Since the outbreak in China, I have been looking for resources about what to do in the dental practice to avoid cross-infection and self-contamination. I wanted to be prepared. I was curious how the Chinese dentists handled the virus, but I couldn’t find anything. I was searching the WHO website and various dental associations for information, there was nothing specific for dentists. I looked into some dental groups I subscribe to, and nobody seemed to care about the coming pandemic. Now that the pandemic reached Switzerland, I felt our dental community was paralyzed and unaware of the consequences of postponing to take action. I felt an increasing pressure to stand up and think together, or at least inform other dentists in countries where the virus had not been as widespread. I just wanted to talk to some colleagues … Now we are over 22.000 members in only four days.

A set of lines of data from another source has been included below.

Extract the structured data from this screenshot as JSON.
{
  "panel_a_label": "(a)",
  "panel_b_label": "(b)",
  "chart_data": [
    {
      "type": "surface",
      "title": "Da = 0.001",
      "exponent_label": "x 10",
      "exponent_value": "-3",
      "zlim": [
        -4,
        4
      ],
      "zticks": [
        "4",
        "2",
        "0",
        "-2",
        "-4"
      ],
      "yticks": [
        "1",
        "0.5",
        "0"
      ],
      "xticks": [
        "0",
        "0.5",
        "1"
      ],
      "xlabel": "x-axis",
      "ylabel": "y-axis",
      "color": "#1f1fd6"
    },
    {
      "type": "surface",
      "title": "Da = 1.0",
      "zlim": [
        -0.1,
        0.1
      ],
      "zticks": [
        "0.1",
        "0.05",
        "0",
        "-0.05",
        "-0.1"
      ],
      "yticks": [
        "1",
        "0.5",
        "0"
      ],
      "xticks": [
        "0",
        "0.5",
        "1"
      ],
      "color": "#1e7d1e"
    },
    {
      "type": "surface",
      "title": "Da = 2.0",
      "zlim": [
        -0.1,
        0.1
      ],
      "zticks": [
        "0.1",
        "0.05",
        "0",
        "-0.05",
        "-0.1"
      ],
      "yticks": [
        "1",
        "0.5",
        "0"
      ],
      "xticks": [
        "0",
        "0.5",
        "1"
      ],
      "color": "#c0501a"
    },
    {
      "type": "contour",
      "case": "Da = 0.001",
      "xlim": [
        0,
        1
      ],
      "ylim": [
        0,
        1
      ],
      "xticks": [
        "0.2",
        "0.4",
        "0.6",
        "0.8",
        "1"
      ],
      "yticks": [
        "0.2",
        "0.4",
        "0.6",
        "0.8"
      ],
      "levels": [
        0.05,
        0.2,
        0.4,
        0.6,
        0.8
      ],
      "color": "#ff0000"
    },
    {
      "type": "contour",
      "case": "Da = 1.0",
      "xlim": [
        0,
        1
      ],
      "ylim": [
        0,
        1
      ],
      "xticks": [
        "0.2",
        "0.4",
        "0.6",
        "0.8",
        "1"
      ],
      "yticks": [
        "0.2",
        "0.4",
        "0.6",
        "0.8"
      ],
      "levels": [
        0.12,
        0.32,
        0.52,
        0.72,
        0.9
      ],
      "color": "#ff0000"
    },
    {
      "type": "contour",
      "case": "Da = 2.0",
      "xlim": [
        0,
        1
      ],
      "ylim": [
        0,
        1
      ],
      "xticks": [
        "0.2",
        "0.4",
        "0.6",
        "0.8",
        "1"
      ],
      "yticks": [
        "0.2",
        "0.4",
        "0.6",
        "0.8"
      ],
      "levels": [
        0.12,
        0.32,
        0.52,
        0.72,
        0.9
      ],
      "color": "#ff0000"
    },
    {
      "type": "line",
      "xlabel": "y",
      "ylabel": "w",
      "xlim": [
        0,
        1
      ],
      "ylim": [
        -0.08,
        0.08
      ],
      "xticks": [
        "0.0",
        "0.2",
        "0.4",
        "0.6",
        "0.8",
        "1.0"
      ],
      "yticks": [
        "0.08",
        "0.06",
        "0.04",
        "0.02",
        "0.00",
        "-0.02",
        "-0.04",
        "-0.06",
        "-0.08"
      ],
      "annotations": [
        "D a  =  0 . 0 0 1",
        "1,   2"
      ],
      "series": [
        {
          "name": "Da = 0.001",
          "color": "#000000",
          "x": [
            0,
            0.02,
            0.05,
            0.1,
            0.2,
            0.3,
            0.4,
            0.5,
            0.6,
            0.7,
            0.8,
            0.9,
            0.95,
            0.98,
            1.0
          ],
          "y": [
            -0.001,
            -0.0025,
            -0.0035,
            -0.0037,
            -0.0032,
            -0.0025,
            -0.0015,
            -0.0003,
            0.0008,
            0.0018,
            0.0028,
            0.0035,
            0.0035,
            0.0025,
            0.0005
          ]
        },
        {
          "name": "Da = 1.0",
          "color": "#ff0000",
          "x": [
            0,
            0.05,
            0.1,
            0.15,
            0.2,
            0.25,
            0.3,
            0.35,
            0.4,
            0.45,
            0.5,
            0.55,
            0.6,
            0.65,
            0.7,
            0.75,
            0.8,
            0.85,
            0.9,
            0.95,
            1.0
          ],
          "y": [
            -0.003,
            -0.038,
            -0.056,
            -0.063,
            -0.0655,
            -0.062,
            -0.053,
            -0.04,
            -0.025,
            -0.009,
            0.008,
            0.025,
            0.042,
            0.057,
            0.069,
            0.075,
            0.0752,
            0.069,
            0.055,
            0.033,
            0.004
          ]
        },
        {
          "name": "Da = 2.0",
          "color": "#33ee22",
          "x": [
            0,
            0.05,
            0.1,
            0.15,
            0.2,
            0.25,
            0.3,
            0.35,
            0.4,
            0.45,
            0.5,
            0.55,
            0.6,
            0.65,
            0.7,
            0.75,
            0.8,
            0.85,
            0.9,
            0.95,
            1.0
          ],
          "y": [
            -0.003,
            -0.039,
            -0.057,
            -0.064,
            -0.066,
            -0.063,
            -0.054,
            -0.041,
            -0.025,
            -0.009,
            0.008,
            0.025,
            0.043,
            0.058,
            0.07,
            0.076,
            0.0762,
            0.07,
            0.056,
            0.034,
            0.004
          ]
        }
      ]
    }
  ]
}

What’s the situation like in your area?

Switzerland took things quite relaxed and slow. Hardly anyone took the outbreak in China seriously. However, I made a pandemic plan for the practice well before any official recommendations. I ordered some advanced PPE to survive a few weeks of possible crisis and started screening and asking all my patients to disinfect their hands on entering. Some of them refused, so I started to educate them about infection control. After Italy was run down by the virus, we still kept the borders wide open. The infection then started to spread here rapidly, but reactions seemed too mild. Meanwhile, the country ran out of disinfectants and all kinds of face masks. Moreover, Germany stopped exporting both of these times. People started stealing masks, respirators and disinfectants from hospitals. Meanwhile, our country managed to rank in second place after Italy on the list of cases per million population. Our healthcare is of high quality, but the resources are quite limited. There are around 10 ICU ventilators per 100,000 people. The state of emergency was announced on March 16th, and dentists can see only emergency patients until April 19th at the earliest. To be honest, I was relieved to hear that, and our patients accepted these measures really well.

Thoughts on what the future is to bring?

This is going to be a tough time for everybody, and we all have to take part in caring for those in need. If we all could keep our life simple without the greed to consume more and more, the coming months would be less painful. I still trust in solidarity, however I also know human nature … Communities will play a great role in surviving the coming period. It might sound contradictory in these times of social distancing, but I think our group is an interesting example of this.